This section is not at all what it sounds like. I was expecting 30 miles of walking on sidewalks. More than half of it is still in the woods

Back on Trail

One of the advantages of a hotel are better options for coffee. In this case, Starbucks. Just as I did before, I got a Starbucks coffee and drank very little of it. The rest is going into my coffee bottle for this afternoon.

Another quick Uber trip to Oviedo, and I am back at the pizza shop. Traffic is pretty brisk as people are rushing to work. It is right around 8am.

Walking away from the Oviedo town square.

After only two blocks, the trail heads into a wooded section. There is a 20 to 50 ft buffer of woods between the trail and people’s back yards. You can tell this is an abandoned railroad. These are my favorite kind of urban trails.

Every few miles, there is a creek of some sort to pass, and the original trestles are usually in place or replaced with something more elaborate.

At road crossings, the trail has the right of way. The cars have stop signs. This is an uncommon thing on rail trails, but it is a nice touch.

What was once a train trestle is now a pedestrian bridge.

Where the road crossings are really large, like SR 17-92, the trail has a dedicated pedestrian bridge over the road. I did not count them, but I am guessing there were eight or ten of them today. The most famous of them is the bridge over I-4, which is a very large suspension bridge.

Sidewalks Eventually

About half way through the day, the railroad bed does run out and sidewalks return. But it is still a designated bike path, the Cross Seminole Trail. The sidewalks are still over twelve feet wide, but they now follow roads instead of back yards.

One of the fancier overpasses.

I was expecting a convenience store on every block, but this is still primarily residential. It never really got very commercial until the last mile before crossing I-4.

But even in this second half, sometimes the trail would leave the roads and enter a remote pathway under power lines, for example. These are not cool and shaded, but they are quiet and more scenic as long as you can ignore the endless string of giant poles.

Sometimes the trail is along streets.

Getting Lost

You would think it is easy to follow a bike path in a city, but sometimes not so much. I got lost twice by missing turns. I went a quarter mile past my turn each time I missed one, so I had about one bonus mile today.

When I got back on track, there was signage indicating the turn, but they are easy to miss when the same sidewalk keeps going. The second time was even when I was expecting for a turn to come up . I think I was just expecting a larger intersection for the turn.

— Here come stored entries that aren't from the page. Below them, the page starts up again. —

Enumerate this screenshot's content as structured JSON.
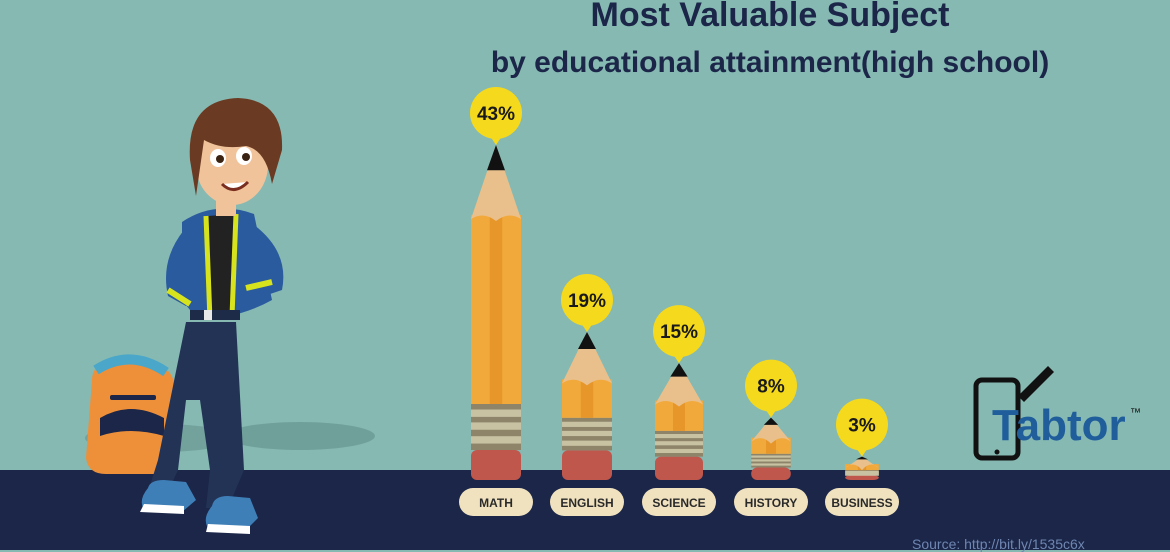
{
  "chart_data": {
    "type": "bar",
    "title": "Most Valuable Subject",
    "subtitle": "by educational attainment(high school)",
    "categories": [
      "MATH",
      "ENGLISH",
      "SCIENCE",
      "HISTORY",
      "BUSINESS"
    ],
    "values": [
      43,
      19,
      15,
      8,
      3
    ],
    "value_labels": [
      "43%",
      "19%",
      "15%",
      "8%",
      "3%"
    ],
    "unit": "%"
  },
  "brand": {
    "logo_text": "Tabtor",
    "trademark": "™"
  },
  "source": "Source: http://bit.ly/1535c6x",
  "colors": {
    "background": "#86b9b2",
    "floor": "#1b2648",
    "title": "#1b2648",
    "pencil_body": "#f2a93b",
    "pencil_stripe": "#e08a1e",
    "wood": "#e9c08c",
    "lead": "#111111",
    "ferrule": "#8d8469",
    "eraser": "#c0574d",
    "value_bubble": "#f5d91c",
    "label_pill": "#f0e2bf"
  },
  "icons": [
    "student-character-icon",
    "backpack-icon",
    "tablet-pen-logo-icon",
    "pencil-icon"
  ]
}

Lets go under the road this time.

The same thing happens on the wilderness trails, too. You may miss a double blaze telling you to turn, or there may not be a blaze. But usually in the woods it does not take long to realize you are not on the correct path. It just takes a little longer on sidewalks.

Services on the Route

This section is famous for it being among many services so you don’t have to carry any food. But it is hot enough you do need to carry some water.

About half of the services are convenience stores within a block of the trail. Most of these are early on.

The other half are strip malls that have walk in dining options. Most of these are in the second half.

There are also some water fountains, or bottle filling stations near the end. There is a park early on with a public restroom with flush toilets. Fancy.

One of the places I have been looking forward to stopping at is a place called Mama’s Empanadas. My schedule puts me there right at noon. How perfect! But when I get there, the business has closed. A post in the app indicates she retired last month and closed for good. Disaster!

There are two convenience stores within a block, but there is also a new Subway next door, so I go there. It is a far cry from yummy empanadas.

Near the end of the day I stop in a Jason’s Deli for a cookie and a drink. It is getting quite warm today. I had some sort of pomegranate drink that was good, but the mountain of ice made it even better.

Finish the Day

The plan was to reach the Lake Mary Marriott at 3pm. Karen was to leave at 1pm to get there about 3:15 or so. But in typical Karen fashion, she left at 12:30 and got there at 2:40. I think she is some kind of Uber German.

When I get her text, I have just backtracked from the latest missed turn and am about 1 mile away. I have only about 3/4 of a mile across the I-4 bridge connector, then a quarter mile up the road. The day is almost done.

The famous I-4 suspension bridge.

Crossing the pedestrian bridge is very cool. The ramps up and down squiggle all over the place. You get a good view for about a mile all around up there.

It doesn’t take long to get to the hotel and I can see Karen’s FJ Cruiser and Karen inside of it. Home, at last! At least home for the next day.

Emotion of the Day

Definitely excitement.

From the very first steps in Oviedo all the way to the hotel parking lot, it was just an exciting day.

It was exciting to be hiking on a very top notch rail trail in the morning. I was excited to be eating empanadas for lunch, even though I did not end up being able to.

It was exciting to finally hike the Orlando hike I have heard about for decades.

And it was exciting to be able to be with Karen again after only three weeks, but it seems like much longer.